Upon applying for admission to the medical schools of New York, Philadelphia, and Boston, she was uniformly refused. From ten others the same answer was returned, until at Geneva the faculty submitted the question to the students, who unanimously voted for her reception, at the same time assuring her that nothing on their part should ever occur to wound her feelings while in attendance, -a pledge which they nobly kept. Entering, in 1846, she graduated in 1848, - the first woman who received the medical degree in the United States.
So violent, and so ignorant, too, was the opposition of her own sex, that during those two years no lady in Geneva would make her acquaintance; common civilities, even at the table, were denied her, and in the street she was deemed unworthy of recognition. Within the college walls she found nothing but friendliness and decorum; and on the evening, of public graduation the cordiality of the students in making way for her to receive her diploma, and pleasantly indicating their congratulations, was marked and respectful. The next morning (she was to leave town in the afternoon) her parlor was filled with ladies. Success had turned the tide. Doubtless, also, many, moved by the evident approval of her associates in study, were satisfied at last that her motives were honorable, and her abilities adequate to her work.

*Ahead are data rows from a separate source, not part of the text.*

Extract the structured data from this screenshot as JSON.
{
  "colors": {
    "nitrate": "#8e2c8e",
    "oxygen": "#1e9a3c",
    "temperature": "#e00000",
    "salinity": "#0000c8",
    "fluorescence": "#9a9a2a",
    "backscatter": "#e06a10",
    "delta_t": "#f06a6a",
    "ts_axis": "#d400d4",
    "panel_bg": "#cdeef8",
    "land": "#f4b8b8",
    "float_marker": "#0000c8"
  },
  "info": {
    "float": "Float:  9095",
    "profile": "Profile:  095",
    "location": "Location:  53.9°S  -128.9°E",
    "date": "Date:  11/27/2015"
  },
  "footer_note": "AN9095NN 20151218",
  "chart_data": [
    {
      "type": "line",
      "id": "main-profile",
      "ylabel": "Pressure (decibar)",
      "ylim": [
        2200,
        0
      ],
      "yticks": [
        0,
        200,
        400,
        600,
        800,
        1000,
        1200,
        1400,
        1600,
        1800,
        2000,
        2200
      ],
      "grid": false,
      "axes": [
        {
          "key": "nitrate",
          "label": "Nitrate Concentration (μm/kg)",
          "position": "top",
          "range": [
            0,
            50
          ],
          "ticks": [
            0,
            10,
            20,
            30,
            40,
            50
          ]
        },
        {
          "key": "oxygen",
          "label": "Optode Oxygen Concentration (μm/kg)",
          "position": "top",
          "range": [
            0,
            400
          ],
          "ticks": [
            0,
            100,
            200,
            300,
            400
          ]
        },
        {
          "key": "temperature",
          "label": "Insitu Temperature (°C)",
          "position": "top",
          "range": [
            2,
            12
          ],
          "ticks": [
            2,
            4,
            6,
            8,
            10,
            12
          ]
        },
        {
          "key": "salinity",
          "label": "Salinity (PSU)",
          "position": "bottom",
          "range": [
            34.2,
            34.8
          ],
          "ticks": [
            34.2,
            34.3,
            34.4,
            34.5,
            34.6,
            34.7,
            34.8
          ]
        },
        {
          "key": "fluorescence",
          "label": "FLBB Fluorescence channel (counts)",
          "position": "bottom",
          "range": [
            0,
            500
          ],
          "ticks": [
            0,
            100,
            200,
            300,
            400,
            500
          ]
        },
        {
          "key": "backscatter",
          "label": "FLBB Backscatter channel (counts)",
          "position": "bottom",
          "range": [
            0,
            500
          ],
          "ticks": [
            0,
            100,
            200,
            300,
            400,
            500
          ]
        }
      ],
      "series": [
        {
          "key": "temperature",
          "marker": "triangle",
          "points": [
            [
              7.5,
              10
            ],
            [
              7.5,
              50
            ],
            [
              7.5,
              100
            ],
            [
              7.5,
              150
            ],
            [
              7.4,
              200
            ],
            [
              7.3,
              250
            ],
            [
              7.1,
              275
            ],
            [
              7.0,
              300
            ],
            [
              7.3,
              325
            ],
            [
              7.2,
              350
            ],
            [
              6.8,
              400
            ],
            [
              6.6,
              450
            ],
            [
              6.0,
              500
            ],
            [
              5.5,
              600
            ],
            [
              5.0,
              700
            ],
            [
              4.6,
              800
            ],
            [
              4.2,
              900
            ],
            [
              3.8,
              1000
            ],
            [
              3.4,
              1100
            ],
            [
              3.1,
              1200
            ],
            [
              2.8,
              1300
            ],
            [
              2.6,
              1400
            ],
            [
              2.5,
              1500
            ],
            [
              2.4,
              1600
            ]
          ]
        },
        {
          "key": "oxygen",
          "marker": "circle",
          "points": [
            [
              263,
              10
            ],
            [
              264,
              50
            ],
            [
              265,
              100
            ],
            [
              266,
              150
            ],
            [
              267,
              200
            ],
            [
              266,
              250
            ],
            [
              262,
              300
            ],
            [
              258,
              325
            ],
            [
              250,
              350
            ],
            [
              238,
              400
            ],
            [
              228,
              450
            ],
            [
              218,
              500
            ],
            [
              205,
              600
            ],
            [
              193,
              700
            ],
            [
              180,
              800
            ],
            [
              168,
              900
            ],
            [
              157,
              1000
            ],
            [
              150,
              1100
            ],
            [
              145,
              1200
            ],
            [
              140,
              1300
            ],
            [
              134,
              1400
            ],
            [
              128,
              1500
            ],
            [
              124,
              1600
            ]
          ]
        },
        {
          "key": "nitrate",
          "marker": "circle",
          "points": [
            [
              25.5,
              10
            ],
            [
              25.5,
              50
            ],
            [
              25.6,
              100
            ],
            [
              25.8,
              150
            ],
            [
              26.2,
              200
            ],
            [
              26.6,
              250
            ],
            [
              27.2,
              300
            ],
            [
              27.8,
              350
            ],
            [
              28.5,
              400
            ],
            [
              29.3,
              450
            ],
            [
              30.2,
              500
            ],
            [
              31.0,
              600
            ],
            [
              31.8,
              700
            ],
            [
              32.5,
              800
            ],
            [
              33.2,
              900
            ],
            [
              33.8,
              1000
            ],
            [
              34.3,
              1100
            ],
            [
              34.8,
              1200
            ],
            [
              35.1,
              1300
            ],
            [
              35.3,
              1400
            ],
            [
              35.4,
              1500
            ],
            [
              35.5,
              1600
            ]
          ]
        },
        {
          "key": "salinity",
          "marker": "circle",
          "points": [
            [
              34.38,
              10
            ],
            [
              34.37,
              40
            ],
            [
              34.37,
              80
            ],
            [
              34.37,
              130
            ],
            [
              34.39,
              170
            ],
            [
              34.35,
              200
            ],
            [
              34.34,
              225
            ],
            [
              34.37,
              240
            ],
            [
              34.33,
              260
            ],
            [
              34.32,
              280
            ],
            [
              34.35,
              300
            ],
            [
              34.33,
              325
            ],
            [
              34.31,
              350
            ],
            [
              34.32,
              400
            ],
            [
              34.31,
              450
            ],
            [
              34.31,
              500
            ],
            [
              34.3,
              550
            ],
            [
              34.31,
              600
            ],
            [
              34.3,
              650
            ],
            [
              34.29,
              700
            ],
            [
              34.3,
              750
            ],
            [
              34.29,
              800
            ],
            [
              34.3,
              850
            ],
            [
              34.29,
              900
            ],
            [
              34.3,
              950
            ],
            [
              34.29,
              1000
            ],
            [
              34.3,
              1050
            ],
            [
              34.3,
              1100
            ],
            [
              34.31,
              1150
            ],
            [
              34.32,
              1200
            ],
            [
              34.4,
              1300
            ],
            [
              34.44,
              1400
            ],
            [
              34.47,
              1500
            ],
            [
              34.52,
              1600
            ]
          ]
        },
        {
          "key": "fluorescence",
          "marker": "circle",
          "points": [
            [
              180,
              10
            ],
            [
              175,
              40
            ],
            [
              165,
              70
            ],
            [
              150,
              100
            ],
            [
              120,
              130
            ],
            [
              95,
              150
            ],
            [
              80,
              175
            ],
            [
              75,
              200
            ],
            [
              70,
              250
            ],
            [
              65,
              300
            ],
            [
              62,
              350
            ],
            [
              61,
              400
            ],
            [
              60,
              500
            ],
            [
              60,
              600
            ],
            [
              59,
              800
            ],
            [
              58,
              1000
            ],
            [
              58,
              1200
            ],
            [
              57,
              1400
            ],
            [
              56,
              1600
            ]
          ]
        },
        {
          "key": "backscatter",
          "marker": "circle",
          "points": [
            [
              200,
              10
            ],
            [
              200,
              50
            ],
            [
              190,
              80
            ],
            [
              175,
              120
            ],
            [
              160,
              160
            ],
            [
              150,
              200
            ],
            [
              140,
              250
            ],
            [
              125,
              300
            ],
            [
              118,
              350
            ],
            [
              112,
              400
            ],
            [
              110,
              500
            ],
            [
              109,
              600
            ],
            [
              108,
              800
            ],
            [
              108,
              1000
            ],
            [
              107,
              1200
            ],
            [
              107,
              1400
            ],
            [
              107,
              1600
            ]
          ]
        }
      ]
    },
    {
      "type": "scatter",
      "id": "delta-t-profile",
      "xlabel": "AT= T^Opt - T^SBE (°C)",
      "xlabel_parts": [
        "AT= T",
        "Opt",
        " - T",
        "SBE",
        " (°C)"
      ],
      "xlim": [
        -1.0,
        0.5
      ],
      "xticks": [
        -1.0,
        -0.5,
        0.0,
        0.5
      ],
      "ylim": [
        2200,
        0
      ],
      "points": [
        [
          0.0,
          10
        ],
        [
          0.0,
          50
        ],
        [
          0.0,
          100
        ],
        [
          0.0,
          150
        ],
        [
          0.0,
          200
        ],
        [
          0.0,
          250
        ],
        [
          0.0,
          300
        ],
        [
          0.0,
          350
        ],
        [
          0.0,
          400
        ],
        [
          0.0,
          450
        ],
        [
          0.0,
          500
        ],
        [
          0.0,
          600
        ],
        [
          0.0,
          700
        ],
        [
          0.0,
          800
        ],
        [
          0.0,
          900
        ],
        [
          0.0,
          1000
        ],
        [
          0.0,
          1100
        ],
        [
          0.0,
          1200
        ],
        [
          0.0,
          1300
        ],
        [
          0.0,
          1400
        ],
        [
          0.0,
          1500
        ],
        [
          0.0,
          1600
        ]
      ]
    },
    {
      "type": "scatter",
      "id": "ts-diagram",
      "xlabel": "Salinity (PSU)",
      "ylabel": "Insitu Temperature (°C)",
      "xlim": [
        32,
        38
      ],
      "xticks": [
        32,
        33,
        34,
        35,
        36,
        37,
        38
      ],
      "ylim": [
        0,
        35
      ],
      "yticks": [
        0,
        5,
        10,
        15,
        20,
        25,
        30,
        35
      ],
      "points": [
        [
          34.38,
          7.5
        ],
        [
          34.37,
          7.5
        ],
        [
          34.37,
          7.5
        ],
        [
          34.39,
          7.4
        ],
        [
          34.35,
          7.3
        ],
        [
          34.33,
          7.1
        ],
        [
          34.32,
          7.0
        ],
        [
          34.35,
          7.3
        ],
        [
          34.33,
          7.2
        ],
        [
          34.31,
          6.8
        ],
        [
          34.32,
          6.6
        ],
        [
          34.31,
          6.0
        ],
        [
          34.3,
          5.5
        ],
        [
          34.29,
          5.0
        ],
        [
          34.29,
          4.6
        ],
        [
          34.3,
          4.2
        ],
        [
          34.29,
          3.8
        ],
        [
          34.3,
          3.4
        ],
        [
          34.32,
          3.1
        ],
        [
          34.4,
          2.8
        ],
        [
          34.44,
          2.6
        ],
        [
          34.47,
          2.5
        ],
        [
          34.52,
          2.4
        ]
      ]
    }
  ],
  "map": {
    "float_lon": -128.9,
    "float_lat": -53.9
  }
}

The same year, Miss Blackwell went to Europe, and entered as a student "La Maternité," at Paris, with special reference to obstetrics. She also studied in 1850 and 1851 at St. Bartholomew's Hospital, in London. In the autumn of 1851 she returned, and commenced practice in New York city. Here again she experienced difficulties which only an indomitable will and the consciousness of a lofty aim enabled her to meet. With no such facilities from extended acquaintance and gradual entrance upon the work as subsequently favored Mrs. Lozier, she found a "blank wall of social and professional antagonism facing the woman physician which formed a situation of singular loneliness, leaving her without support, respect, or counsel." The title had been appropriated by such a class, that the sign was too generally supposed to indicate either a charlatan or an agent of infamy, and it was almost impossible to find a respectable boarding-house upon which her name would be allowed to appear.
Notwithstanding all the hindrances, however, her testimonials and soon-proved qualifications gradually gained for her the confidence of all classes, the co-operation of physicians, and an extent of practice entirely satisfactory. The Quakers were first to receive her; and among them she has ever since maintained a most desirable position. Contrary to her own expectation, and to the usual impression also, her services have not been limited to, nor even chiefly required for, diseases peculiar to her own sex, but she is called and relied upon generally as the regular family physician; and in that capacity her relation to a wide circle of families is permanent.
In 1859 she again visited Europe, gave a course of lectures in London on the connection of women with medicine, and was registered as a member of the British Medical profession.